Toronto should pay every city worker a living wage
Over the winter, a small group quietly deliberated over a basic question: What does it take for a family to make ends meet in Toronto?
The group — which consisted of researchers, social justice and workers’ rights advocates, employers and labour — came together to calculate Toronto’s living wage for 2015.
A living wage is different from the legally mandated provincial minimum wage. It reflects the minimum of what it takes to raise a family in this city.
There’s rent, one of the biggest expenses any Toronto family faces: rent here is among the most expensive in Canada. We’ve calculated the cost of a two-bedroom apartment, though parents know three bedrooms are preferred.
There’s child care. While the city offers subsidized quality child care to lowerincome families, the wait-list is in the tens of thousands.

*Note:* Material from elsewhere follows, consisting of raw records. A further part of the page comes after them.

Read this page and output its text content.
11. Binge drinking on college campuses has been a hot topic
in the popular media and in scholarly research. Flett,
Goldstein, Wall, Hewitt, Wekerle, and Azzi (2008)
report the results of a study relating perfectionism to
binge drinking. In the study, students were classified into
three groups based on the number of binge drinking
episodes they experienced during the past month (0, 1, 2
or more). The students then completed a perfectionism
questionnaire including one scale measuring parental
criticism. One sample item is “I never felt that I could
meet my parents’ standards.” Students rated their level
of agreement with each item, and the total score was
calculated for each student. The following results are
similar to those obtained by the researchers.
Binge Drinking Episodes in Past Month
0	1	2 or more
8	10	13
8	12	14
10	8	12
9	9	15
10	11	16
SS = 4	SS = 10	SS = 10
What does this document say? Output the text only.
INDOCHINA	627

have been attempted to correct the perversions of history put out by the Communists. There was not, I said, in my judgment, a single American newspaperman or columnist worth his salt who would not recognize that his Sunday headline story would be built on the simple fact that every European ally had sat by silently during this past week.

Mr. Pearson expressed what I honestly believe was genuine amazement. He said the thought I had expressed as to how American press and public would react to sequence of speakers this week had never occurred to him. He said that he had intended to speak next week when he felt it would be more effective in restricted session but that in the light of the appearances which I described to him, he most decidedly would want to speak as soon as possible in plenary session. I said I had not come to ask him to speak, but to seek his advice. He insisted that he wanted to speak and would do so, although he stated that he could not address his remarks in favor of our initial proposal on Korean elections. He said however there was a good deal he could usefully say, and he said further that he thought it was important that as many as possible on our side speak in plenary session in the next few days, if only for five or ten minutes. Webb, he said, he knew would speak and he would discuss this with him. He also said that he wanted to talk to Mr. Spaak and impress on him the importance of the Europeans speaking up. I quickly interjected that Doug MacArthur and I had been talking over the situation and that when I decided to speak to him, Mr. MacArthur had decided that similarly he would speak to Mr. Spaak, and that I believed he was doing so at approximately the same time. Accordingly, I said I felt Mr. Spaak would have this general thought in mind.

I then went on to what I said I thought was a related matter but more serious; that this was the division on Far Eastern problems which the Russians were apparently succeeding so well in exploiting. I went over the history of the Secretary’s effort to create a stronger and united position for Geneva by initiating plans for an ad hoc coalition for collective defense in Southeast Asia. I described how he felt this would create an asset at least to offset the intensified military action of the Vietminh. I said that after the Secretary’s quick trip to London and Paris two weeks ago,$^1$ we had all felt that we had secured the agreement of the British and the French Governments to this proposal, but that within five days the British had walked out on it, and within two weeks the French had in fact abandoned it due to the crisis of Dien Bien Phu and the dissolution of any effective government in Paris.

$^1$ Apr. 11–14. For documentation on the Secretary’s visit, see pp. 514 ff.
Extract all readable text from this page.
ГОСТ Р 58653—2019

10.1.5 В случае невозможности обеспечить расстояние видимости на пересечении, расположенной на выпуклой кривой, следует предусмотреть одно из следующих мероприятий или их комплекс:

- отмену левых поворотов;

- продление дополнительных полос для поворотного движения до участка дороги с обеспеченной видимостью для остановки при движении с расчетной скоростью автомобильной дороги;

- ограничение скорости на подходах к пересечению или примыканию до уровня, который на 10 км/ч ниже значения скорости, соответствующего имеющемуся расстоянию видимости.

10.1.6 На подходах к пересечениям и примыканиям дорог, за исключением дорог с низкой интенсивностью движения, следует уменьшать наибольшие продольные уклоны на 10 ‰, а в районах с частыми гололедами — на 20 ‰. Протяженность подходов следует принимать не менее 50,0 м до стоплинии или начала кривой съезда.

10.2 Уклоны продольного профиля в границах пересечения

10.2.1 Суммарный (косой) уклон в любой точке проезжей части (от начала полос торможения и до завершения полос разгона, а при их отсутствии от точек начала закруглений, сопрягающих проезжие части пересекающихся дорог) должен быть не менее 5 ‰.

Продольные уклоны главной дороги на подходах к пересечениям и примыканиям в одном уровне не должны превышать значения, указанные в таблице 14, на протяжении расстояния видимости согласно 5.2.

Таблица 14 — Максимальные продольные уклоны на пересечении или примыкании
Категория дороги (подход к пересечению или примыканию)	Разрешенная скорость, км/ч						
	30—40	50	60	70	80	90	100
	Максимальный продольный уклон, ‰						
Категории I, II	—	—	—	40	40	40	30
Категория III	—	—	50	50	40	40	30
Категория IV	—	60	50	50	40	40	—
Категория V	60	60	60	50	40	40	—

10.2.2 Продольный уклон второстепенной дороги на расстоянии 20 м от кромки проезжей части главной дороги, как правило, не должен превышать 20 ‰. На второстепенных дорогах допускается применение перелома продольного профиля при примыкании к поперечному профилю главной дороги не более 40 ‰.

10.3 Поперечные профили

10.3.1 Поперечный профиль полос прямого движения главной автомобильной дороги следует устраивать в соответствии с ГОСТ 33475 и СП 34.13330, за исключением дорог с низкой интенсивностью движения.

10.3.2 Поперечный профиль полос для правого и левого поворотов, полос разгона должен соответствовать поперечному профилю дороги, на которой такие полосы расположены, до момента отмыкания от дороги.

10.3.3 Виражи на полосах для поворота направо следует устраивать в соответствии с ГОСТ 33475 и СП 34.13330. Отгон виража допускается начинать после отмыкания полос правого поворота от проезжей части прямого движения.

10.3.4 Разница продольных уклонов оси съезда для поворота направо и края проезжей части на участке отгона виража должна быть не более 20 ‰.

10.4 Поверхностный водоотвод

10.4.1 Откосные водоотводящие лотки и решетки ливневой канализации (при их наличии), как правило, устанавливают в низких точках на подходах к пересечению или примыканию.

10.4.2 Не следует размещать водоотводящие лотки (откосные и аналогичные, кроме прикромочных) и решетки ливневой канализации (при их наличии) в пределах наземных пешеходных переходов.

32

In the absence of enough affordable public child care in Toronto, the next cheapest option is home-based child care, which is often unregulated and not always parents’ first choice. It still costs our composite family, consisting of a 3year-old and a 7-year-old, $16,999.45 a year.
Working parents need to get to work, and purchase groceries, clothing and footwear. Household costs — such as laundry and hydro — are not negotiable.
Add tenant insurance, basic household items and furniture, a cellphone, Internet, school supplies and life adds up in a hurry.
When you factor in these basic needs, two working parents need to work full time and earn $18.52 an hour in order to make ends meet in Toronto.
With Ontario’s legally mandated minimum wage at $11 an hour, it’s no wonder that there are so many working poor. Many face the added challenge of working one or several precarious jobs where the hours may be unpredictable or part time.
The city of Toronto could take a leadership role in creating good, stable jobs for all Torontonians.
As a champion of quality jobs for all, city council could model this commitment by passing a motion that ensures total compensation of all workers, both direct and indirect employees, is at least $18.52 an hour.
Stable jobs that pay a living wage would be a real game-changer.
It would help counter the growing divide between the rich and the rest of us that threatens the well-being of our community. Others have done it and are reaping the benefits.
In the U.K., the Greater London Authority championed a living wage and now over 1,200 employers have committed to the idea. New York’s mayor has expanded that city’s living wage requirement to cover thousands more workers.
In Hamilton, the public school board has committed to becoming a living wage employer and the city of Hamilton is examining it.
In Waterloo Region, there is an active employer recognition program with a growing list of living-wage champions.
Paying a living wage can be great for business. Research shows employers who pay a higher wage experience reduced staff turnover, improved productivity and better customer service. Organizations that adopt a living-wage pay structure often attract customers who want to reward a model employer.
So it makes sense that the Windsor Chamber of Commerce is a partner in that community’s living wage campaign and that in Toronto, DUCA Credit Union is becoming a living wage employer and championing the idea to others.
We understand that for many employers, including the city of Toronto, implementing a living wage of $18.52 can’t happen overnight.
Yet if we don’t have a plan that takes us there, rewarding workers and employers along the way, it won’t happen at all.
Like London and New York, the city of Toronto has a responsibility — and an opportunity — to be a model employer and to leverage the billions it spends every year on contracts to encourage other employers to do the same.
This is a message Toronto’s city council needs to consider as it develops an antipoverty strategy. Stable jobs with a living wage aren’t the whole answer, but it should be a part of the package.